Toilets. We take them for granted.
You go to work and there’s a toilet there for you. Whether you’re male or female.
Except when you work on the train tracks for Network Rail.
You could be fixing and maintaining the track miles away from a station and any accessible toilet.
For men, not a problem. The trees and bushes are our saviour.
But what about women? How do you solve this problem?
Dig a hole? Nooooooo. Have a train parked there? Expensive and logistically difficult. Port-a-loo? Then you have to have all port-a-loo staff trained to go track-side, and delivering port-a-loos for a few hours work as well as for a few week. Van with a toilet? Yes, possibly, but would you want to?
It seems that no track operating company has solved this problem, anywhere in the world.
And it is one barrier to Network Rail achieving a target of 30% women in their workforce by 2020.
Of course, it’s not the only one.
Talent pool – engineering is a profession dominated by white men (of a certain age too). Changing the ratio takes time and education.
Low turnover – it’s difficult to change the make-up of a workforce when few people leave.
Disclosure – if people don’t disclose race or disability, then hard to know the make-up of the workforce and whether any progress is being made.
Barriers aside, what I heard from Network Rail was brilliant.

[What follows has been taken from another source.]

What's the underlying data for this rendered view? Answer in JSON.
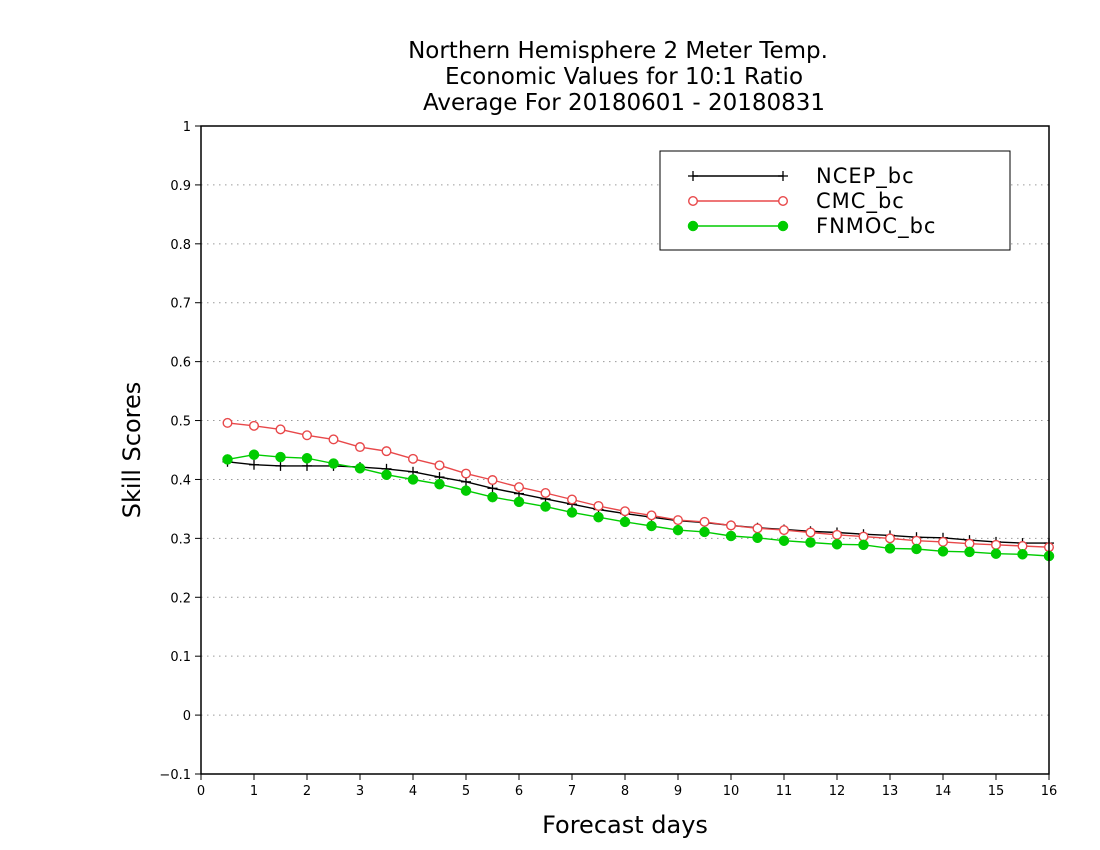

And it was this.
“An inclusive environment is a safer environment”
This is the vision driving greater focus on diversity and inclusion, and a target of achieving 30% female representation. Currently it is just 14% overall (and just 3% in operational roles).
The Chief Exec of Network Rail had seen a dramatic fall in H&S breaches by implementing a similar strategy in Oil & Gas previously. Now it’s the turn of Network Rail.
What we see here is a direct correlation between business performance (and H&S is the number one priority for Network Rail) and diversity & inclusion.
Time for more organisations to do the same.